Fitted Clusters vs True Labels#

from sklearn.decomposition import PCA

model = AgglomerativeClustering(n_clusters=3, linkage='ward')
labels_pred = model.fit_predict(X_sc)

pca  = PCA(n_components=2)
X_2d = pca.fit_transform(X_sc)

fig, axes = plt.subplots(1, 2, figsize=(13, 5))
titles      = ['Agglomerative Clusters (predicted)', 'True Iris Species']
label_sets  = [labels_pred, y]
class_names = [['Cluster 0', 'Cluster 1', 'Cluster 2'], data.target_names.tolist()]

for ax, labs, title, names in zip(axes, label_sets, titles, class_names):
    for cls in np.unique(labs):
        mask = labs == cls
        ax.scatter(X_2d[mask, 0], X_2d[mask, 1],
                   label=names[cls], alpha=0.75, edgecolors='k', linewidths=0.3, s=55)
    ax.set_xlabel('PC 1', fontsize=11)
    ax.set_ylabel('PC 2', fontsize=11)
    ax.set_title(title, fontsize=12, fontweight='bold')
    ax.legend(fontsize=9)
    ax.grid(True, alpha=0.3)

plt.suptitle('Hierarchical Clustering on Iris (2-D PCA projection)', fontsize=14, fontweight='bold')
plt.tight_layout()
plt.show()
../../../../_images/625940d02a76c7de27244689a8e58c82e1742bed5fe886996ce2447d04dc6f68.png

Ward linkage cleanly separates setosa from the other two species and draws a reasonable boundary between versicolor and virginica — without ever being told the labels.
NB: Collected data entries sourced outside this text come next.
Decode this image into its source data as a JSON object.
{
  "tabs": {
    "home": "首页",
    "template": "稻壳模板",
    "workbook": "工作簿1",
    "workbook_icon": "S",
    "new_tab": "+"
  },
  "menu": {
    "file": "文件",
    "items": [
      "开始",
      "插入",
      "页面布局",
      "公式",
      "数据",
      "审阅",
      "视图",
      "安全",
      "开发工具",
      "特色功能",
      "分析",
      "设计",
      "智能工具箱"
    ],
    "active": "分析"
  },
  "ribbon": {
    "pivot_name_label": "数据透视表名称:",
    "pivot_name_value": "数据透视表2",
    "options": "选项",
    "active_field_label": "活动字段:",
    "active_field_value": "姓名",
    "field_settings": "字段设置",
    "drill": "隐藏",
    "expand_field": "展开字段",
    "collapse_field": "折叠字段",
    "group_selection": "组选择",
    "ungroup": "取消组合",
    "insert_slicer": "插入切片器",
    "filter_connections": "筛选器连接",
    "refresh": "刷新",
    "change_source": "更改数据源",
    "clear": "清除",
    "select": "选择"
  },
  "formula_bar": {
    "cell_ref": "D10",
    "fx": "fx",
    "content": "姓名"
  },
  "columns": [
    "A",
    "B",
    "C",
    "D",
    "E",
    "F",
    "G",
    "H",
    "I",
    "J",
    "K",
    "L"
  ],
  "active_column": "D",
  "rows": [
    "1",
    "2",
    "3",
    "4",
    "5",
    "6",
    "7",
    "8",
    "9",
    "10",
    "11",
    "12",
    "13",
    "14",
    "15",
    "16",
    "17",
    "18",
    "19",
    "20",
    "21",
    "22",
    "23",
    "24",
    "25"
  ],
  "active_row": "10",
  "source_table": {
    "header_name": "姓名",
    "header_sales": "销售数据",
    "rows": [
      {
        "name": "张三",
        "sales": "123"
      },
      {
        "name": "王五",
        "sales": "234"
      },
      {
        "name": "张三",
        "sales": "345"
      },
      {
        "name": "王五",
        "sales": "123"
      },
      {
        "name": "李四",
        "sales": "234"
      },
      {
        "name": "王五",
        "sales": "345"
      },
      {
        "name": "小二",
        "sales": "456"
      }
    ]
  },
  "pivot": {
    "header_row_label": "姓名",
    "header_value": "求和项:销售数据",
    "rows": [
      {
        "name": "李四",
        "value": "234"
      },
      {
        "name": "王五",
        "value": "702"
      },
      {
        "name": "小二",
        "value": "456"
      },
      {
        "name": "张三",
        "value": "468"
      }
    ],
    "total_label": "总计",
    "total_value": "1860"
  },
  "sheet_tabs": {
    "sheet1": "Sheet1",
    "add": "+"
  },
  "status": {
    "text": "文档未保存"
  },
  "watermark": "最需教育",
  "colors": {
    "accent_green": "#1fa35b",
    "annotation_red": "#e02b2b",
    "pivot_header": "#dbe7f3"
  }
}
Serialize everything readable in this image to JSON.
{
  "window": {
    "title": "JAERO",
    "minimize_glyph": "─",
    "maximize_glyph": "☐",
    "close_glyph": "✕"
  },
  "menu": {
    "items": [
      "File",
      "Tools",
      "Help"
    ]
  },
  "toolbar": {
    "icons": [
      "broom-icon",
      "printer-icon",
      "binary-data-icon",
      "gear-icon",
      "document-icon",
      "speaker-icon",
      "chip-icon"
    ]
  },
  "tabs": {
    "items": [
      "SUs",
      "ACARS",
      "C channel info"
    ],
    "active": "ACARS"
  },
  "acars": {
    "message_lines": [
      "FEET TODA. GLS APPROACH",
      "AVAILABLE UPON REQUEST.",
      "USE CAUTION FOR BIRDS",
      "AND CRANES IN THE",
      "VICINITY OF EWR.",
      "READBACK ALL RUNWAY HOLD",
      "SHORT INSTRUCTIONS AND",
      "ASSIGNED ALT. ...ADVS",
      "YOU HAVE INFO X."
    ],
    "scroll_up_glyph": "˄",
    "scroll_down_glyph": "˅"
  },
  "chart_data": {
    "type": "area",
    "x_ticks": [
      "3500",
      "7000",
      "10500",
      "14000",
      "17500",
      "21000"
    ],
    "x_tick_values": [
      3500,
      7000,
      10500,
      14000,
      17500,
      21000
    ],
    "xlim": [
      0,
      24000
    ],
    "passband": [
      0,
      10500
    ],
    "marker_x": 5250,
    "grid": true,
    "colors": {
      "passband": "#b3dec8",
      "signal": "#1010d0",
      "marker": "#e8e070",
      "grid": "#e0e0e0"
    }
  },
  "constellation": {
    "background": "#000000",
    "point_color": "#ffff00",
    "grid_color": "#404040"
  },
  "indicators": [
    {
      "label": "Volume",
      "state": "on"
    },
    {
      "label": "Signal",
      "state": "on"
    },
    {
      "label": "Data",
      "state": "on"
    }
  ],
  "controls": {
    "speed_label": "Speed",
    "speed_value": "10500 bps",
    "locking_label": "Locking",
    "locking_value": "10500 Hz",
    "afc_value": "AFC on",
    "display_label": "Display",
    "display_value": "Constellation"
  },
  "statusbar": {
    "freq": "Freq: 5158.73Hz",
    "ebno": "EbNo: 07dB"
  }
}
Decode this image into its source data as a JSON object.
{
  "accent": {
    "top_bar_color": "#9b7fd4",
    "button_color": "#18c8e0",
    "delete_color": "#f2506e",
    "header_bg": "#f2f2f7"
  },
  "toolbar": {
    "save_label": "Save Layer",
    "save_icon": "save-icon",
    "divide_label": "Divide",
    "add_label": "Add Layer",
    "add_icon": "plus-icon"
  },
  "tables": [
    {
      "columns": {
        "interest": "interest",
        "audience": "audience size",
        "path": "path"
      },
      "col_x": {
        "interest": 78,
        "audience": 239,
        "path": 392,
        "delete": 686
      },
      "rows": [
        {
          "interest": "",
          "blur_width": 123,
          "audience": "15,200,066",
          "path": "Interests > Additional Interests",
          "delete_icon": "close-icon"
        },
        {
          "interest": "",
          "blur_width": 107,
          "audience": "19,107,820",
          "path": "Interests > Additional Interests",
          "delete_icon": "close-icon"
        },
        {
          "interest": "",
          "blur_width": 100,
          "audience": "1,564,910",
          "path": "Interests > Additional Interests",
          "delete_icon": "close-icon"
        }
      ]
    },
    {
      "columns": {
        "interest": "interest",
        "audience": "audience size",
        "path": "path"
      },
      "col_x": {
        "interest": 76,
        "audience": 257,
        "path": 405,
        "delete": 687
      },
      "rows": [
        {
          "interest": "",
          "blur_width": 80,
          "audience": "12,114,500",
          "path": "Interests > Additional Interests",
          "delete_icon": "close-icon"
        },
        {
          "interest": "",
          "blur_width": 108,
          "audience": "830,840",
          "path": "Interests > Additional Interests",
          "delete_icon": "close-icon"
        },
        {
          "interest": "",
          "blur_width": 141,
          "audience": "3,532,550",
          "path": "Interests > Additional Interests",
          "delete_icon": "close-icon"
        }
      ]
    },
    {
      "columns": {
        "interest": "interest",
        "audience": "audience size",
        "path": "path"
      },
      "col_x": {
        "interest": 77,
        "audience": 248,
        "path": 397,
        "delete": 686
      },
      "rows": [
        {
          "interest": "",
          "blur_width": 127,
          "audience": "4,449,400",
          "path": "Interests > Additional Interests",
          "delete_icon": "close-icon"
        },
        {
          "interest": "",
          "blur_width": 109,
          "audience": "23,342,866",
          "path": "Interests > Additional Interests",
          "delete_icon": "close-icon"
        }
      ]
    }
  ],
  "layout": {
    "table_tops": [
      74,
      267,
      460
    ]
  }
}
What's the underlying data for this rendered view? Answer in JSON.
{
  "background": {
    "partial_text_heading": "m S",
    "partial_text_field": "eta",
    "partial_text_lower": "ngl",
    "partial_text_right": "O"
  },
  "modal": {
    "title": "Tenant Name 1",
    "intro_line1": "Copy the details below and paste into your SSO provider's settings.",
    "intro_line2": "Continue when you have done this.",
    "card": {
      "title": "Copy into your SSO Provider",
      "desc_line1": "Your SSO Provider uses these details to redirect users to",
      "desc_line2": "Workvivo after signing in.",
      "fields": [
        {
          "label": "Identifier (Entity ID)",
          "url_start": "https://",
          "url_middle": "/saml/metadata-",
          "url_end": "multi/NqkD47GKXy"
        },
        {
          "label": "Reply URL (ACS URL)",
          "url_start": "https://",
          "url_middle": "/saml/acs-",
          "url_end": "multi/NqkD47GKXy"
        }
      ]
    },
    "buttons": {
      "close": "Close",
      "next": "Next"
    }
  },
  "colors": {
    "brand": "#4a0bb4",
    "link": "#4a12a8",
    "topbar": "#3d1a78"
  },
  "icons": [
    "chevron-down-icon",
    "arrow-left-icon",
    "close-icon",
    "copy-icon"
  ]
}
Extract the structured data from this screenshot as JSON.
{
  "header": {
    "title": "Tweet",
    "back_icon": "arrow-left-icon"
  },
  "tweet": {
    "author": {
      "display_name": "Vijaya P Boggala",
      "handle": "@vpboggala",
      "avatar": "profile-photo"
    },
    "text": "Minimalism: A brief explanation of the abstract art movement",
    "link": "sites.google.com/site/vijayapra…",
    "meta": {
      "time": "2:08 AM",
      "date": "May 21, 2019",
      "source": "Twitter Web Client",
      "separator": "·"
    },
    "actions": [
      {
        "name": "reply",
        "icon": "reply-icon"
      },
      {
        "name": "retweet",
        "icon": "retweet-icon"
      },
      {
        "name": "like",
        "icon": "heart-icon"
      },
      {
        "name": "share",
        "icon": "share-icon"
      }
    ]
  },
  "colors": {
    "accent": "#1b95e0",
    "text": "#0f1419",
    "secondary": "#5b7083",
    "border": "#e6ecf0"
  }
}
Effect of Linkage Criteria#

linkages  = ['ward', 'complete', 'average', 'single']
fig, axes = plt.subplots(1, 4, figsize=(18, 4))

for ax, lnk in zip(axes, linkages):
    try:
        m = AgglomerativeClustering(n_clusters=3, linkage=lnk)
        lbl = m.fit_predict(X_sc)
    except Exception:
        ax.set_title(f'{lnk}\n(incompatible)', fontsize=11)
        continue
    for cls in np.unique(lbl):
        mask = lbl == cls
        ax.scatter(X_2d[mask, 0], X_2d[mask, 1], alpha=0.75,
                   edgecolors='k', linewidths=0.3, s=45)
    ax.set_title(f'Linkage: {lnk}', fontsize=11, fontweight='bold')
    ax.set_xlabel('PC 1'); ax.set_ylabel('PC 2')
    ax.grid(True, alpha=0.3)

plt.suptitle('Iris — Effect of Linkage Criteria', fontsize=14, fontweight='bold')
plt.tight_layout()
plt.show()
../../../../_images/a56fa4b6b4eb0db16463d96930225d9ad5e0574a336049d3a92db5542081bb01.png

Ward and complete linkage produce the most compact, well-separated clusters. Single linkage suffers from the chaining effect, where a string of close points merges two large groups prematurely.


Strengths and Weaknesses#

Strengths

No need to pre-specify \(k\); dendrogram reveals structure at every scale; deterministic (no random initialisation)

Weaknesses

\(O(n^2)\) memory — impractical for large datasets; merges are irreversible (greedy); sensitive to noise and outliers

Tip

Use the dendrogram to choose \(k\) by looking for the largest vertical gap before the first horizontal line crossing the cut threshold. That gap indicates a stable, well-separated partition.